Here's how I'll say this. Run down and buy that S&W M-19 as they are one of the best made and that is a real good price. It's more than likely a old LEO gun. That didn't hurt it at all. I paid $350 for my M-19 a year ago and now there selling for around $400 here in my area. Forget the snubby for the range/ home defense. Good luck.


----------



## OlsenG_360 (Dec 21, 2007)

If I do decide to buy the S&W, what kind of cost would I be looking at to refinish it? either blued again, or maybe something like the hard chrome i've seen on a few semi-autos.

also, are there any specific problems with S&W revolvers I should be looking out for? respending the cost of the gun in replacment parts isn't an option.


----------



## Dsig1 (Dec 23, 2007)

"Baldy" is right. Jump on the model 19 ASAP. You will be able to find another new Taurus next year for the same price. They don't make the model 19's anymore. Especially not in blue.
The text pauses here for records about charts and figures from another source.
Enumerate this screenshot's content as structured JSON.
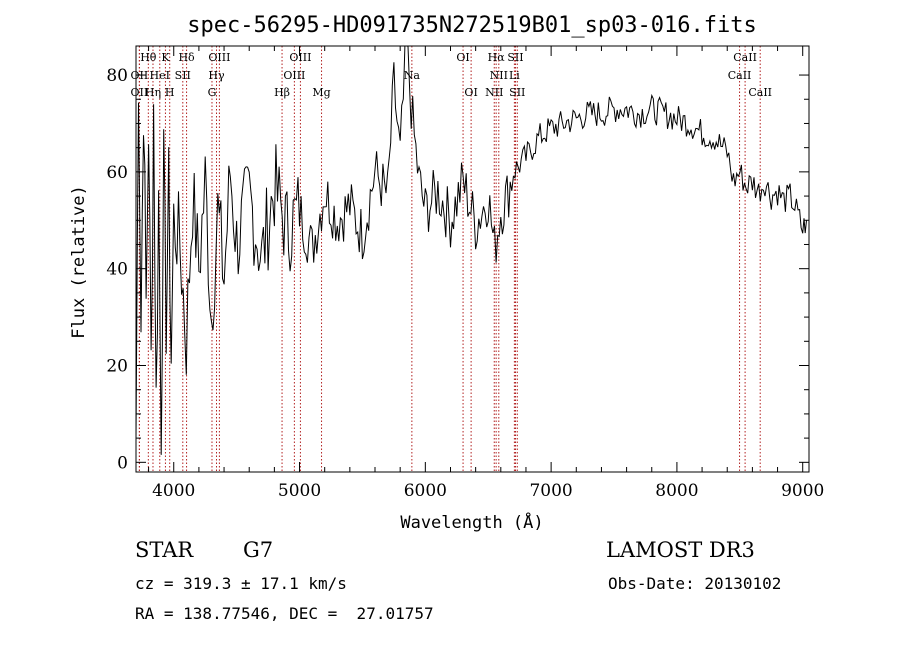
{
  "chart_data": {
    "type": "line",
    "title": "spec-56295-HD091735N272519B01_sp03-016.fits",
    "xlabel": "Wavelength (Å)",
    "ylabel": "Flux (relative)",
    "xlim": [
      3700,
      9050
    ],
    "ylim": [
      -2,
      86
    ],
    "xticks": [
      4000,
      5000,
      6000,
      7000,
      8000,
      9000
    ],
    "yticks": [
      0,
      20,
      40,
      60,
      80
    ],
    "series": [
      {
        "name": "spectrum",
        "x": [
          3700,
          3720,
          3740,
          3760,
          3780,
          3800,
          3820,
          3840,
          3860,
          3880,
          3900,
          3920,
          3940,
          3960,
          3980,
          4000,
          4050,
          4100,
          4150,
          4200,
          4250,
          4300,
          4350,
          4400,
          4450,
          4500,
          4600,
          4700,
          4800,
          4900,
          5000,
          5100,
          5200,
          5300,
          5400,
          5500,
          5600,
          5700,
          5750,
          5800,
          5850,
          5900,
          5950,
          6000,
          6100,
          6200,
          6300,
          6400,
          6500,
          6550,
          6600,
          6650,
          6700,
          6800,
          6900,
          7000,
          7100,
          7200,
          7300,
          7400,
          7500,
          7600,
          7700,
          7800,
          7900,
          8000,
          8100,
          8200,
          8300,
          8400,
          8450,
          8500,
          8550,
          8600,
          8650,
          8700,
          8750,
          8800,
          8850,
          8900,
          8950,
          9000,
          9030
        ],
        "y": [
          5,
          82,
          28,
          76,
          32,
          70,
          20,
          74,
          12,
          55,
          8,
          60,
          30,
          56,
          22,
          50,
          45,
          25,
          55,
          40,
          58,
          30,
          52,
          38,
          60,
          45,
          55,
          42,
          57,
          48,
          52,
          44,
          56,
          50,
          53,
          47,
          60,
          55,
          78,
          63,
          86,
          70,
          58,
          52,
          56,
          50,
          58,
          49,
          55,
          44,
          52,
          55,
          60,
          63,
          67,
          69,
          70,
          71,
          72,
          72,
          73,
          73,
          72,
          73,
          72,
          71,
          70,
          68,
          67,
          64,
          58,
          60,
          57,
          58,
          56,
          58,
          55,
          56,
          54,
          55,
          52,
          48,
          50
        ]
      }
    ],
    "spectral_lines": [
      {
        "label": "Hθ",
        "x": 3798,
        "row": 0
      },
      {
        "label": "K",
        "x": 3934,
        "row": 0
      },
      {
        "label": "Hδ",
        "x": 4102,
        "row": 0
      },
      {
        "label": "OIII",
        "x": 4363,
        "row": 0
      },
      {
        "label": "OIII",
        "x": 5007,
        "row": 0
      },
      {
        "label": "OI",
        "x": 6300,
        "row": 0
      },
      {
        "label": "Hα",
        "x": 6563,
        "row": 0
      },
      {
        "label": "SII",
        "x": 6717,
        "row": 0
      },
      {
        "label": "CaII",
        "x": 8542,
        "row": 0
      },
      {
        "label": "OII",
        "x": 3727,
        "row": 1
      },
      {
        "label": "HeI",
        "x": 3889,
        "row": 1
      },
      {
        "label": "SII",
        "x": 4072,
        "row": 1
      },
      {
        "label": "Hγ",
        "x": 4340,
        "row": 1
      },
      {
        "label": "OIII",
        "x": 4959,
        "row": 1
      },
      {
        "label": "Na",
        "x": 5893,
        "row": 1
      },
      {
        "label": "NII",
        "x": 6584,
        "row": 1
      },
      {
        "label": "Li",
        "x": 6708,
        "row": 1
      },
      {
        "label": "CaII",
        "x": 8498,
        "row": 1
      },
      {
        "label": "OII",
        "x": 3727,
        "row": 2
      },
      {
        "label": "Hη",
        "x": 3835,
        "row": 2
      },
      {
        "label": "H",
        "x": 3968,
        "row": 2
      },
      {
        "label": "G",
        "x": 4304,
        "row": 2
      },
      {
        "label": "Hβ",
        "x": 4861,
        "row": 2
      },
      {
        "label": "Mg",
        "x": 5175,
        "row": 2
      },
      {
        "label": "OI",
        "x": 6364,
        "row": 2
      },
      {
        "label": "NII",
        "x": 6548,
        "row": 2
      },
      {
        "label": "SII",
        "x": 6731,
        "row": 2
      },
      {
        "label": "CaII",
        "x": 8662,
        "row": 2
      }
    ]
  },
  "info": {
    "object_type": "STAR",
    "subclass": "G7",
    "survey": "LAMOST DR3",
    "cz": "cz = 319.3 ± 17.1 km/s",
    "obs_date": "Obs-Date: 20130102",
    "coords": "RA = 138.77546, DEC =  27.01757"
  },
  "colors": {
    "line_marker": "#b22222",
    "spectrum": "#000000"
  }
}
I have a model 19 six inch. It is the finest shooting gun I have ever owned. If it truly locks up tight, you will not have to deal with any replacement parts. The only thing I have read, and stick to, is to warm up the barrel with .38's before shooting any .357 rounds during range sessions, especially in cooler weather. Also, don't shoot multiple 357 rounds through it consecutively. The gun is heavy enough that the recoil from the .357 isn't dramatically different from the .38 round but the bang is a lot bigger. I tend to load 1 or 2 .357's in with 4 .38's and not really look at where they wind up in the closed cylinder. After shooting those 6, I'll run all .38's through the next three times before I go back to more .357's. I put a set of beautiful rosewood target grips on mine. My blue is about 90% with some minor flaking on the cylinder. I may get it re-blued at some point. I use some inexpensive reloads and the cylinder wheel tends to gunk up after about 150 rounds so be prepared to field clean it if you are in for a full day range session. 

Good luck on your choice. Let us know how it went.


----------



## James NM (Jan 4, 2007)

OlsenG_360 said:


> If I do decide to buy the S&W, what kind of cost would I be looking at to refinish it?.
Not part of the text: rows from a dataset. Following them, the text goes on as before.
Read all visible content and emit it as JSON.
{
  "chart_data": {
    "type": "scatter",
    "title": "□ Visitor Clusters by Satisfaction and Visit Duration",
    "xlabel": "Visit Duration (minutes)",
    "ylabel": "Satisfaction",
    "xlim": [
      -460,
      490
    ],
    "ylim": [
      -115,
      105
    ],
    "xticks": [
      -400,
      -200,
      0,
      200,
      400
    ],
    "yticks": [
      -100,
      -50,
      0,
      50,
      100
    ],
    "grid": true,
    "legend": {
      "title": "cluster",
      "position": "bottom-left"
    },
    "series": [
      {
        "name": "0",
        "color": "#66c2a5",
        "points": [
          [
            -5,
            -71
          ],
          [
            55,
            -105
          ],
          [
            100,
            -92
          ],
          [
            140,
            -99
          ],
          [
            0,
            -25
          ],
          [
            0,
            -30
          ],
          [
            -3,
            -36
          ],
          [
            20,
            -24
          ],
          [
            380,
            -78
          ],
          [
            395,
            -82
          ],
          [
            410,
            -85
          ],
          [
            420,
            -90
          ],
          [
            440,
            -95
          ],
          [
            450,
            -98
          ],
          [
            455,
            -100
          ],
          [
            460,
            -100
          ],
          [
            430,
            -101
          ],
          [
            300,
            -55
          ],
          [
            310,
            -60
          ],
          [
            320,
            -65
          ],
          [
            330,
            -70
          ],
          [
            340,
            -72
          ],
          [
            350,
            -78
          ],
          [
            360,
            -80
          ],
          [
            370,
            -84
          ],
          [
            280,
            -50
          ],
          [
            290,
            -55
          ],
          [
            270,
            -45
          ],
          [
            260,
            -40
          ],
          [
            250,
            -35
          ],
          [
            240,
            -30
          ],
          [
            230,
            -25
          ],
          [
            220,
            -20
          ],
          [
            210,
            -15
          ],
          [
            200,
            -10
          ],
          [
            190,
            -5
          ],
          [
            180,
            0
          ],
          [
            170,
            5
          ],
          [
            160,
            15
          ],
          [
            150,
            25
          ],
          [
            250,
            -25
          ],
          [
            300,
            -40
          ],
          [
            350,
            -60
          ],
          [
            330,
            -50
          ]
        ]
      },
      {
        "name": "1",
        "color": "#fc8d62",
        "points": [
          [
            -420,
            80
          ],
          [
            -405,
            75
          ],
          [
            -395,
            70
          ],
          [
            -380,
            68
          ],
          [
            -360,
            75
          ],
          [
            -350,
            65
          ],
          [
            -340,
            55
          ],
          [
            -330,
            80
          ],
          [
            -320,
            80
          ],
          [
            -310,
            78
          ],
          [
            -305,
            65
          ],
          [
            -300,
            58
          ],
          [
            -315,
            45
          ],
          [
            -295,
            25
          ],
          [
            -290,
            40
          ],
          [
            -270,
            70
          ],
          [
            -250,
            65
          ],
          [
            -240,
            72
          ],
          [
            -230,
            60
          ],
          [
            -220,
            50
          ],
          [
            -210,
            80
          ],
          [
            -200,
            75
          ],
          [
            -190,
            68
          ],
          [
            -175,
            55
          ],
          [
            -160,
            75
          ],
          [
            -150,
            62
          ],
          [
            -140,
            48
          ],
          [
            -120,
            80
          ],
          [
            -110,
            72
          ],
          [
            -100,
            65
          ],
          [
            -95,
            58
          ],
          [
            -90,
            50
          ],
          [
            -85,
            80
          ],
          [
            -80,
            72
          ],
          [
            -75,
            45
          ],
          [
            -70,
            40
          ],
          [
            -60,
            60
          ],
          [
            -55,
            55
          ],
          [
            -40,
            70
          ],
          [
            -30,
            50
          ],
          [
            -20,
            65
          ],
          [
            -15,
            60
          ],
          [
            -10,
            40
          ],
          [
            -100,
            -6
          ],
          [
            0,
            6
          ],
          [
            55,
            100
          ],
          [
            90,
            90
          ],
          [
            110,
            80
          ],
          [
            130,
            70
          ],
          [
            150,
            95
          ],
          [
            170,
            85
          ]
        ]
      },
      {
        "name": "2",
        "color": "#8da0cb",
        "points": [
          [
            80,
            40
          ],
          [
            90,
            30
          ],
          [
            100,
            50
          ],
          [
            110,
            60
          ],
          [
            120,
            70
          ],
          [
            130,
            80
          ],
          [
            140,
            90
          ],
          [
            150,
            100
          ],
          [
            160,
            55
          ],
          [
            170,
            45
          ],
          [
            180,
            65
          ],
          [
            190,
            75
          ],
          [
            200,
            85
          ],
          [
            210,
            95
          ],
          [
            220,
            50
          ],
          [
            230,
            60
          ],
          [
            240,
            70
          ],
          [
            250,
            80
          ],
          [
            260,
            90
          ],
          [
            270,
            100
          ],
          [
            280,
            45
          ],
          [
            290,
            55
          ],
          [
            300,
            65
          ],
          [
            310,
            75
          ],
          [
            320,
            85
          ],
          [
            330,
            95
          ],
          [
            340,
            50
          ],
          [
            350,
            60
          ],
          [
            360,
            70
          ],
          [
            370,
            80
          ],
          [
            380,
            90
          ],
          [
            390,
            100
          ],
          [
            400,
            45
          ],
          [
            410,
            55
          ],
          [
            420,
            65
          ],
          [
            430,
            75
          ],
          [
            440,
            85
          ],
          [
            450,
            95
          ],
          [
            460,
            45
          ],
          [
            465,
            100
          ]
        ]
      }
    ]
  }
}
If the looks of the gun is your main priority and you're not gonna be happy with the finish of the 19, than buy the Taurus. I wouldn't buy the 19 & then have it refinished. I'd but it & shoot it. And then I'd let my kids shoot it. And then I'd let my grandkids shoot it. And then my great-grandkids...and so on.

A year from now, the 19 will be worth at least $100 more than what you paid for it. A year from now, the Taurus will be worth at least $100 less than what you paid for it. It will always be worth more than the Taurus.


----------



## Mike Barham (Mar 30, 2006)

I'll just reinforce what the others have said. Get the 19 and don't look back. It's better for your uses, anyway.


----------



## OlsenG_360 (Dec 21, 2007)

Sounds good gents, tomorrow I have the day off & I'll be paying off the last chunk on my new XD45 Tactical. Then going to check out the S&W one more time before I decide if I put it on layaway or not. The 19 may just end up being an early birthday present to myself.


----------



## OlsenG_360 (Dec 21, 2007)

so shopping for the 19 didn't go so well. when i got there, the price tag had been changed. price now up to $365. upon closer inspection of the barrel, the forcing cone area appeared to have a small crack at the bottom. :numbchuck: soooo....i decided to pass it up. i ended up putting a lightly used Beretta Bobcat on layaway, always wanted one & for $150 I wasn't going to pass on it.


----------



## kcevans (Oct 27, 2008)

get the smith.


----------